There has been some confusion over whether an injunction has issued yet in the US IsoHunt case. In short, an injunction has not yet issued against IsoHunt. However, US District court Judge Stephen Wilson issued a tentative order on March 23, 2010 ruling that a permanent injunction is going to be made against IsoHunt. A copy of the tentative judgment is available here.
The tentative order contains the judge’s ruling as to why the Court intends to grant a permanent injunction. In summary, the Court stated that
- The “Defendants’ inducement liability is overwhelmingly clear”.
- The Plaintiffs established irreparable harm in three ways: (1) the Defendants (Fung and isoHunt) could not compensate the Plaintiffs for the “staggering volume of infringement”; (2) the distribution of copyrighted works facilitated by IsoHunt result in unstoppable and near-instantaneous infringements throughout the computer-literate world: and (3) the “availability of free infringing copies of the Plaintiffs’ works…irreparably undermines the growing legitimate market for consumers to purchase access to the same works”.
- There is no adequate remedy other than to grant an injunction. The “infringements are a continuing threat, making remedies at law insufficient to compensate for Plaintiffs’ injuries”.
- IsoHunt would continue to infringe without being enjoined because its “very business model, at its core, depends on copyright infringement, and Defendants would financially benefit from further infringement”
- Since the Court’s order of December 21, 2009, IsoHunt has “not taken steps to mitigate the infringement”.
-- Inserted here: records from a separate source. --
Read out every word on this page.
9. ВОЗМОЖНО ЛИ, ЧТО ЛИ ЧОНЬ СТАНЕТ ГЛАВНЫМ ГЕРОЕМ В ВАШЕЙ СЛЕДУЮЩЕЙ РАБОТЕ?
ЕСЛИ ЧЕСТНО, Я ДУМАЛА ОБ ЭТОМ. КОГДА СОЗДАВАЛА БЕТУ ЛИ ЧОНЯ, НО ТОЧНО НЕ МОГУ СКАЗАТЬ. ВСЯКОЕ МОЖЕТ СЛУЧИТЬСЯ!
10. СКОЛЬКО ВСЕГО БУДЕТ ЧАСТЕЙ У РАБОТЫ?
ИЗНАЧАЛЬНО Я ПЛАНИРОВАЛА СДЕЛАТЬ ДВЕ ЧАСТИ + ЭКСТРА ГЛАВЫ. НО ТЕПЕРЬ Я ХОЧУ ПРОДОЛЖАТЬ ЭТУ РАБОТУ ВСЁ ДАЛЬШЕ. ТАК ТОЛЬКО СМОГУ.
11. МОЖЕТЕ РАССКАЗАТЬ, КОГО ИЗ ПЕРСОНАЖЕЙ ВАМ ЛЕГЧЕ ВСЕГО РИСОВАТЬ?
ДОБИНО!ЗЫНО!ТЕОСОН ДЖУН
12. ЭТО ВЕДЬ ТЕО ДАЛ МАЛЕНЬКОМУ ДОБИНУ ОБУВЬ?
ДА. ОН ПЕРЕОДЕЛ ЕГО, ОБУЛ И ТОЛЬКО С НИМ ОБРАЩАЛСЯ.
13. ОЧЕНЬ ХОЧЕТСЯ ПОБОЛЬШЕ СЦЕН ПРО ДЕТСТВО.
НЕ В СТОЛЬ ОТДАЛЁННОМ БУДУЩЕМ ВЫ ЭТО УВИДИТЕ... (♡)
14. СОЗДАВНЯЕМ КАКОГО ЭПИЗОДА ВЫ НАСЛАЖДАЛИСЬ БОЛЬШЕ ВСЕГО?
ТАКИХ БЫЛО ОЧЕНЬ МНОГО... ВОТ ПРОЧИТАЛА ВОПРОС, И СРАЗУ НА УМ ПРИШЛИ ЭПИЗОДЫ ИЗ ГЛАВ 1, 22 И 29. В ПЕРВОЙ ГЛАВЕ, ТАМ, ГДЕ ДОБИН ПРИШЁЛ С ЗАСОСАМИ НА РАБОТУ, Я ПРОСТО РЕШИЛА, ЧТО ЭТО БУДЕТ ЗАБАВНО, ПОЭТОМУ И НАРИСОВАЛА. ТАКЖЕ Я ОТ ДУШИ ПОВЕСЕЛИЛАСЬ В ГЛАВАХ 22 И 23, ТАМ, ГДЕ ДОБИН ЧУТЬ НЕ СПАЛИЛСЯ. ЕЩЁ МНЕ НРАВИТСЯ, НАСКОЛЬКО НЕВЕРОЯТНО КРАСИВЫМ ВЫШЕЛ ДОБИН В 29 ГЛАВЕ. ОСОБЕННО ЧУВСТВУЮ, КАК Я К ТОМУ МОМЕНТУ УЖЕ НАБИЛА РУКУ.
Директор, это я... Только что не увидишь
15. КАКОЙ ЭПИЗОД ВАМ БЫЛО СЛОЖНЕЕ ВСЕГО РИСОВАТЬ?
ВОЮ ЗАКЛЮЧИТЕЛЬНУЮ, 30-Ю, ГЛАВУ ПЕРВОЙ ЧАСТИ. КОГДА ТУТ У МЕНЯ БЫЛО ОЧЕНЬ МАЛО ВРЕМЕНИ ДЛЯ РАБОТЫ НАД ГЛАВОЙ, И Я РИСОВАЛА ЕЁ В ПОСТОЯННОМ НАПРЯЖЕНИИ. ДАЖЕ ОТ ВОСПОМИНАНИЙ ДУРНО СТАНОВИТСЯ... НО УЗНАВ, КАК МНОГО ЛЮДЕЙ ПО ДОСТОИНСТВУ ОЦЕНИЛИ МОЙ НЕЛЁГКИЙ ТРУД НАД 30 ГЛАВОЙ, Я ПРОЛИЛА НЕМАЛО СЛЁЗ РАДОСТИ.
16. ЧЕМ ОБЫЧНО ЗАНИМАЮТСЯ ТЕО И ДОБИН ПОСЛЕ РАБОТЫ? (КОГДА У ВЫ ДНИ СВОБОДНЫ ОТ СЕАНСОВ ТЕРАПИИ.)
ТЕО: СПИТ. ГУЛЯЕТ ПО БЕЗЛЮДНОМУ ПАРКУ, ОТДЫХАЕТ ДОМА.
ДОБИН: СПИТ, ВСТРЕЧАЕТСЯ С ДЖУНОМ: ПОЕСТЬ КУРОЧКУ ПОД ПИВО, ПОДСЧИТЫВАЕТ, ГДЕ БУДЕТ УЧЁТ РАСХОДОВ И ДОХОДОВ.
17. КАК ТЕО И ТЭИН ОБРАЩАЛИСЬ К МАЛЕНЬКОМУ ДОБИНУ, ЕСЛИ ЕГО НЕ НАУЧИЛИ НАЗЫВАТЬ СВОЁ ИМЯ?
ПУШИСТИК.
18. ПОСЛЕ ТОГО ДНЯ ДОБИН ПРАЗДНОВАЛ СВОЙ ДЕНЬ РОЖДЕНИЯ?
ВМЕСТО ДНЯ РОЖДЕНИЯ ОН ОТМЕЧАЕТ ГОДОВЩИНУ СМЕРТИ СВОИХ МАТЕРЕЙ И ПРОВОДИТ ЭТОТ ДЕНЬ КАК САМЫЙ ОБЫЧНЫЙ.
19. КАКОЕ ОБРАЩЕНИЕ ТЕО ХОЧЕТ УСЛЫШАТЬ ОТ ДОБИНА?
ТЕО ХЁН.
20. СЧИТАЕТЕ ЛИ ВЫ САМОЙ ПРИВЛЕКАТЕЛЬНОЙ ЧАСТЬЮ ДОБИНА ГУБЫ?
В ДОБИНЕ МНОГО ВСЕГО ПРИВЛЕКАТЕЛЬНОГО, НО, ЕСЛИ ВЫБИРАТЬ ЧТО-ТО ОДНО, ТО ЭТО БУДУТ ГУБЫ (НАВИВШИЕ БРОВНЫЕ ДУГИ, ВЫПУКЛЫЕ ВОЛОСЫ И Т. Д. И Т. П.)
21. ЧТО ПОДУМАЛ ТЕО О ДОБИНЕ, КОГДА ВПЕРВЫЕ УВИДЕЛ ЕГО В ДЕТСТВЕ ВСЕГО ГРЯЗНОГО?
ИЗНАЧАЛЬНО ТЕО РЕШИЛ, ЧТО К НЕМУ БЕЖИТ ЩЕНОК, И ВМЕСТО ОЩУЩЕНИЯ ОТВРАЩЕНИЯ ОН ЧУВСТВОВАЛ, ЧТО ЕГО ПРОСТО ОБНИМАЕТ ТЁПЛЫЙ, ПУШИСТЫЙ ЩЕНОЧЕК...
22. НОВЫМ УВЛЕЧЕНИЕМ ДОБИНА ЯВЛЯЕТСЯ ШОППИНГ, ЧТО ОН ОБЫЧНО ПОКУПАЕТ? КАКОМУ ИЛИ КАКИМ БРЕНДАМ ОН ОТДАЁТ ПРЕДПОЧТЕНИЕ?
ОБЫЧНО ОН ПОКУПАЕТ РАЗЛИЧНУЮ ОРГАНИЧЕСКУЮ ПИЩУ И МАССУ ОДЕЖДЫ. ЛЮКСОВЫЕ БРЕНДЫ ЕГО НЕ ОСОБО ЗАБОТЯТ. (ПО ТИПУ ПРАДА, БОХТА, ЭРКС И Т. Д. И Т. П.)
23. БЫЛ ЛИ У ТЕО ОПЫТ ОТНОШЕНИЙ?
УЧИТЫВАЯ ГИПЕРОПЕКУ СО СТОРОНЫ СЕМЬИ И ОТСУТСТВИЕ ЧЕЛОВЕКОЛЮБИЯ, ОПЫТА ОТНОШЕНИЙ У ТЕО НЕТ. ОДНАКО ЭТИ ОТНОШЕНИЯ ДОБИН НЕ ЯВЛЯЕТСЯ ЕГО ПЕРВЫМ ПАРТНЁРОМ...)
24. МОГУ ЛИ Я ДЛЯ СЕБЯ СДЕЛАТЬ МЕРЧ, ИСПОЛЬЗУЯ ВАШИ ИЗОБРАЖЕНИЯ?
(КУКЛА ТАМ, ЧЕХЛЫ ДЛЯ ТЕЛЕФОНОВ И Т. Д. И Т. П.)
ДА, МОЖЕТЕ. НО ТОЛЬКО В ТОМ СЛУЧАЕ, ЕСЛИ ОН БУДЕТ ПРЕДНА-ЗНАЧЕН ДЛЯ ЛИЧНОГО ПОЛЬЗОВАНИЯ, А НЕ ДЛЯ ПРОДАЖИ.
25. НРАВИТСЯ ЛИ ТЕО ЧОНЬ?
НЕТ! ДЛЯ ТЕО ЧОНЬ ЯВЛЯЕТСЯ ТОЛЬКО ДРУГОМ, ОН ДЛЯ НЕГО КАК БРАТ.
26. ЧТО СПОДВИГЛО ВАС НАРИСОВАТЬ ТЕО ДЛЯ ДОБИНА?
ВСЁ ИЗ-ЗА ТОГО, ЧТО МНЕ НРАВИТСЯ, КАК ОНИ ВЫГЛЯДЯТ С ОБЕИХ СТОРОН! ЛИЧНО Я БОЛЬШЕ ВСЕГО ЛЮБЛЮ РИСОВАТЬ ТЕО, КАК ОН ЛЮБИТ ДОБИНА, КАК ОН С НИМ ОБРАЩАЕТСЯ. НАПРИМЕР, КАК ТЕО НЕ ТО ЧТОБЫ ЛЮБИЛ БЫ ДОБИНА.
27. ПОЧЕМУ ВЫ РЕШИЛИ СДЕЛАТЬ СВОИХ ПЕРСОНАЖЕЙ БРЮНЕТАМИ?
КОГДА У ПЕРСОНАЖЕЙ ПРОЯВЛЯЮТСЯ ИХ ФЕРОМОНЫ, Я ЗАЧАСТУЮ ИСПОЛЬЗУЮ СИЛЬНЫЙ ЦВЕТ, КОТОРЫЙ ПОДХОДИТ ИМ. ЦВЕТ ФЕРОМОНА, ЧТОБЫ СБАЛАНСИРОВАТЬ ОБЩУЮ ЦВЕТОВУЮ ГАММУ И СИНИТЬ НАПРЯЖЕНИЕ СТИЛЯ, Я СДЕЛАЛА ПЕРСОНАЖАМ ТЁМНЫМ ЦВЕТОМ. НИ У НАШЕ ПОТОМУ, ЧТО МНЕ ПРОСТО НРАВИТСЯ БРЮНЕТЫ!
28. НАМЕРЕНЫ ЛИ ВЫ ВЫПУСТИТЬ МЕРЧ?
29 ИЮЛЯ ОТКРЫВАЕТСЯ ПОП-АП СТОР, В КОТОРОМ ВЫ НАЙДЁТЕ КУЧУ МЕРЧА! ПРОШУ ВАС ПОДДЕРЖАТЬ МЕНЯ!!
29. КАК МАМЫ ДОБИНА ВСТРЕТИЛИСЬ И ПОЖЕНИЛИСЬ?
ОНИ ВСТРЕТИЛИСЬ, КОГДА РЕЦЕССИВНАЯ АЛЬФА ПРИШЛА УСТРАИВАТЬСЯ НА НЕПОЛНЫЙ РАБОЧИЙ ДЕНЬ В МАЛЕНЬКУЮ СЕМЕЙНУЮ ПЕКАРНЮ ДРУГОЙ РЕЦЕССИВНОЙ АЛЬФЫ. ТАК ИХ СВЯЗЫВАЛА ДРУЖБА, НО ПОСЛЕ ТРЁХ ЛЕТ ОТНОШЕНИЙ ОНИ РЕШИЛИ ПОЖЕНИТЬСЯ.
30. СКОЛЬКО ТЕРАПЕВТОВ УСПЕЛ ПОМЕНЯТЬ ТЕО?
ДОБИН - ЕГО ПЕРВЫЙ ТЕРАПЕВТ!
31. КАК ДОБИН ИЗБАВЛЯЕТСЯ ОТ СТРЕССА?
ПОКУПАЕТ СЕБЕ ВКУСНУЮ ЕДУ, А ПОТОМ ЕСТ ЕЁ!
The tentative order would enjoin IsoHunt from, among other things, facilitating infringement of any present or future works in which any plaintiff (or any parent, affiliate, or subsidiary of a plaintiff) owns the US copyright and which the Plaintiffs have identified to IsoHunt by title.
The Judge set a briefing schedule. The last brief is due April 12, 2010. A final judgment is expected shortly thereafter.
March was also a bad month for other entities engaging in acts that facilitate infringement. Earlier this week, a UK court found Newzbin liable for authorizing and inducing copyright infringement and granted an injunction against that site. Just before that a US court enjoined a website which was found to have been selling counterfeit Louis Vuitton merchandise on trademark and copyright grounds. Last week an Italian Pirate Bay proxy site was closed down by an Italian court.
To round off a busy month, last week the EU Court of Justice also ruled that Google’s use of AdWords was not infringing, but that advertisers’ use thereof could be.